Nowadays, Art in Action attracts more than 24,000 visitors and and involves a huge variety of demonstrations and hands-on activities.

In 1978, Bernard began concentrating his efforts on developing Waterperry as an all-year-round attraction.

“The school is a charity and non-profit making. We developed the tearooms, the gallery and garden centre and began to employ up to 70 people in the summer – so we needed to form a limited company. Any profits from Waterperry Gardens go to the charity.”

“In 2005, after 28 years running Art in Action, I retired and Kathy retired at the same time. I am still steward ofWaterperry but I am no longer responsible for the day-to-day running.

“I am still actively involved in garden design and in the activities of the School of Economic Science – and I also organised the painting of the frescoes in the house.”

Bernard continues to live in Waterperry House with his second wife, Carolyn, who is currently learning Sanskrit.

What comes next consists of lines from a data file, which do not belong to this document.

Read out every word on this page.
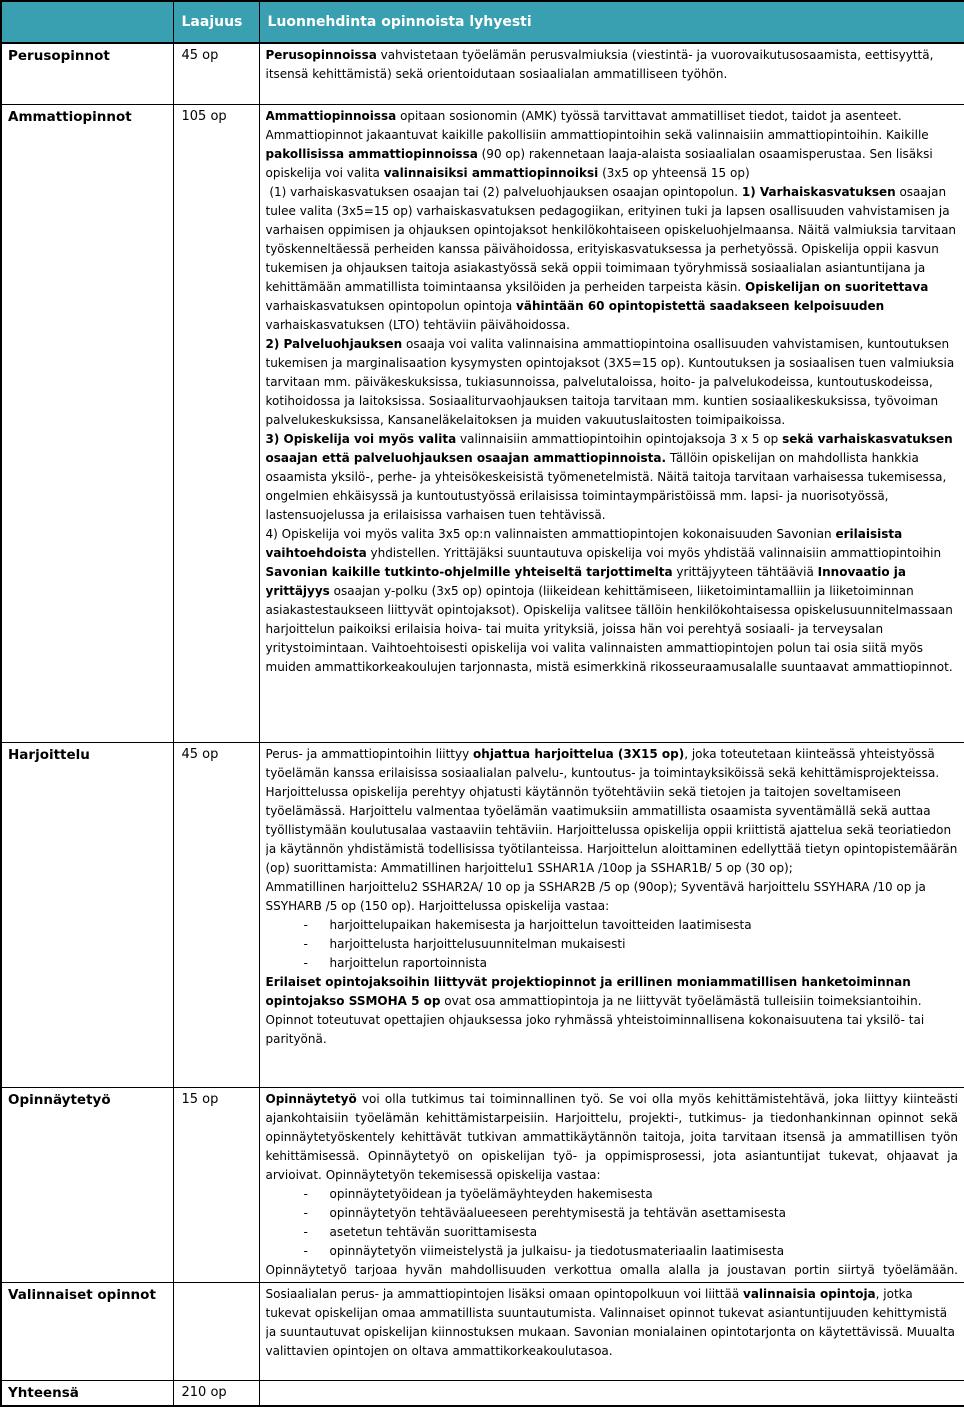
	Laajuus	Luonnehdinta opinnoista lyhyesti
Perusopinnot	45 op	Perusopinnoissa vahvistetaan työelämän perusvalmiuksia (viestintä- ja vuorovaikutusosaamista, eettisyyttä, itsensä kehittämistä) sekä orientoidutaan sosiaalialan ammatilliseen työhön.

Ammattiopinnot	105 op	Ammattiopinnoissa opitaan sosionomin (AMK) työssä tarvittavat ammatilliset tiedot, taidot ja asenteet. Ammattiopinnot jakaantuvat kaikille pakollisiin ammattiopintoihin sekä valinnaisiin ammattiopintoihin. Kaikille pakollisissa ammattiopinnoissa (90 op) rakennetaan laaja-alaista sosiaalialan osaamisperustaa. Sen lisäksi opiskelija voi valita valinnaisiksi ammattiopinnoiksi (3x5 op yhteensä 15 op)

(1) varhaiskasvatuksen osaajan tai (2) palveluohjauksen osaajan opintopolun. 1) Varhaiskasvatuksen osaajan tulee valita (3x5=15 op) varhaiskasvatuksen pedagogiikan, erityinen tuki ja lapsen osallisuuden vahvistamisen ja varhaisen oppimisen ja ohjauksen opintojaksot henkilökohtaiseen opiskeluohjelmaansa. Näitä valmiuksia tarvitaan työskenneltäessä perheiden kanssa päivähoidossa, erityiskasvatuksessa ja perhetyössä. Opiskelija oppii kasvun tukemisen ja ohjauksen taitoja asiakastyössä sekä oppii toimimaan työryhmissä sosiaalialan asiantuntijana ja kehittämään ammatillista toimintaansa yksilöiden ja perheiden tarpeista käsin. Opiskelijan on suoritettava varhaiskasvatuksen opintopolun opintoja vähintään 60 opintopistettä saadakseen kelpoisuuden varhaiskasvatuksen (LTO) tehtäviin päivähoidossa.

2) Palveluohjauksen osaaja voi valita valinnaisina ammattiopintoina osallisuuden vahvistamisen, kuntoutuksen tukemisen ja marginalisaation kysymysten opintojaksot (3X5=15 op). Kuntoutuksen ja sosiaalisen tuen valmiuksia tarvitaan mm. päiväkeskuksissa, tukiasunnoissa, palvelutaloissa, hoito- ja palvelukodeissa, kuntoutuskodeissa, kotihoidossa ja laitoksissa. Sosiaaliturvaohjauksen taitoja tarvitaan mm. kuntien sosiaalikeskuksissa, työvoiman palvelukeskuksissa, Kansaneläkelaitoksen ja muiden vakuutuslaitosten toimipaikoissa.

3) Opiskelija voi myös valita valinnaisiin ammattiopintoihin opintojaksoja 3 x 5 op sekä varhaiskasvatuksen osaajan että palveluohjauksen osaajan ammattiopinnoista. Tällöin opiskelijan on mahdollista hankkia osaamista yksilö-, perhe- ja yhteisökeskeisistä työmenetelmistä. Näitä taitoja tarvitaan varhaisessa tukemisessa, ongelmien ehkäisyssä ja kuntoutustyössä erilaisissa toimintaympäristöissä mm. lapsi- ja nuorisotyössä, lastensuojelussa ja erilaisissa varhaisen tuen tehtävissä.

4) Opiskelija voi myös valita 3x5 op:n valinnaisten ammattiopintojen kokonaisuuden Savonian erilaisista vaihtoehdoista yhdistellen. Yrittäjäksi suuntautuva opiskelija voi myös yhdistää valinnaisiin ammattiopintoihin Savonian kaikille tutkinto-ohjelmille yhteiseltä tarjottimelta yrittäjyyteen tähtääviä Innovaatio ja yrittäjyys osaajan y-polku (3x5 op) opintoja (liikeidean kehittämiseen, liiketoimintamalliin ja liiketoiminnan asiakastestaukseen liittyvät opintojaksot). Opiskelija valitsee tällöin henkilökohtaisessa opiskelusuunnitelmassaan harjoittelun paikoiksi erilaisia hoiva- tai muita yrityksiä, joissa hän voi perehtyä sosiaali- ja terveysalan yritystoimintaan. Vaihtoehtoisesti opiskelija voi valita valinnaisten ammattiopintojen polun tai osia siitä myös muiden ammattikorkeakoulujen tarjonnasta, mistä esimerkkinä rikosseuraamusalalle suuntaavat ammattiopinnot.

Harjoittelu	45 op	Perus- ja ammattiopintoihin liittyy ohjattua harjoittelua (3X15 op), joka toteutetaan kiinteässä yhteistyössä työelämän kanssa erilaisissa sosiaalialan palvelu-, kuntoutus- ja toimintayksiköissä sekä kehittämisprojekteissa. Harjoittelussa opiskelija perehtyy ohjatusti käytännön työtehtäviin sekä tietojen ja taitojen soveltamiseen työelämässä. Harjoittelu valmentaa työelämän vaatimuksiin ammatillista osaamista syventämällä sekä auttaa työllistymään koulutusalaa vastaaviin tehtäviin. Harjoittelussa opiskelija oppii kriittistä ajattelua sekä teoriatiedon ja käytännön yhdistämistä todellisissa työtilanteissa. Harjoittelun aloittaminen edellyttää tietyn opintopistemäärän (op) suorittamista: Ammatillinen harjoittelu1 SSHAR1A /10op ja SSHAR1B/ 5 op (30 op);

Ammatillinen harjoittelu2 SSHAR2A/ 10 op ja SSHAR2B /5 op (90op); Syventävä harjoittelu SSYHARA /10 op ja SSYHARB /5 op (150 op). Harjoittelussa opiskelija vastaa:

- harjoittelupaikan hakemisesta ja harjoittelun tavoitteiden laatimisesta
- harjoittelusta harjoittelusuunnitelman mukaisesti
- harjoittelun raportoinnista

Erilaiset opintojaksoihin liittyvät projektiopinnot ja erillinen moniammatillisen hanketoiminnan opintojakso SSMOHA 5 op ovat osa ammattiopintoja ja ne liittyvät työelämästä tulleisiin toimeksiantoihin. Opinnot toteutuvat opettajien ohjauksessa joko ryhmässä yhteistoiminnallisena kokonaisuutena tai yksilö- tai parityönä.

Opinnäytetyö	15 op	Opinnäytetyö voi olla tutkimus tai toiminnallinen työ. Se voi olla myös kehittämistehtävä, joka liittyy kiinteästi ajankohtaisiin työelämän kehittämistarpeisiin. Harjoittelu, projekti-, tutkimus- ja tiedonhankinnan opinnot sekä opinnäytetyöskentely kehittävät tutkivan ammattikäytännön taitoja, joita tarvitaan itsensä ja ammatillisen työn kehittämisessä. Opinnäytetyö on opiskelijan työ- ja oppimisprosessi, jota asiantuntijat tukevat, ohjaavat ja arvioivat. Opinnäytetyön tekemisessä opiskelija vastaa:

- opinnäytetyöidean ja työelämäyhteyden hakemisesta
- opinnäytetyön tehtäväalueeseen perehtymisestä ja tehtävän asettamisesta
- asetetun tehtävän suorittamisesta
- opinnäytetyön viimeistelystä ja julkaisu- ja tiedotusmateriaalin laatimisesta

Opinnäytetyö tarjoaa hyvän mahdollisuuden verkottua omalla alalla ja joustavan portin siirtyä työelämään.

Valinnaiset opinnot		Sosiaalialan perus- ja ammattiopintojen lisäksi omaan opintopolkuun voi liittää valinnaisia opintoja, jotka tukevat opiskelijan omaa ammatillista suuntautumista. Valinnaiset opinnot tukevat asiantuntijuuden kehittymistä ja suuntautuvat opiskelijan kiinnostuksen mukaan. Savonian monialainen opintotarjonta on käytettävissä. Muualta valittavien opintojen on oltava ammattikorkeakoulutasoa.

Yhteensä	210 op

They obviously have a shared interest as Bernard described how meditation became an important part of his life.

“In the mid-1960s, the school made contact with a leading figure of the Vedantic tradition in India, Maharaja Shri Shantananda Saraswati, from whom it received invaluable guidance in the study and practice of philosophy, for more than 30 years. I learned to meditate and it became the centre of my life,” he said.

Bernard showed me some well thumbed copies of the Upanishads and the Gita, Hindu philosophical texts.

“These would have to be candidates for the island. Philosophy and meditation open the door to the inner world of the spirit.

“I see a physical world and a subtle world of thought and feeling and intellect. It is difficult to go beyond that, but it makes a huge difference to life.

“Plato’s Republic was where my interest in philosophy began and memorable reads includes Tolstoy’s history of Peter the Great. I remember his description of St Petersburg – it was so beautiful.”

But what about his choice for our desert island? It was perhaps hardly surprising that Bernard, now 78, chose a sculpture for our desert island.

“I own very little and choosing art from the whole world is difficult – one possibility is the Madonna of the Rocks, but sculpture is important to me and I admire Rodin’s BurBhers of Calais. I would be happy with the copy that stands near the Houses of Parliament, but for me the most wonderful sculpture is Egyptian,” he said.

“The Ashmolean has a fine collection, but one of the colossal heads from The British Museum would look perfect on the island. They have incredible stillness.”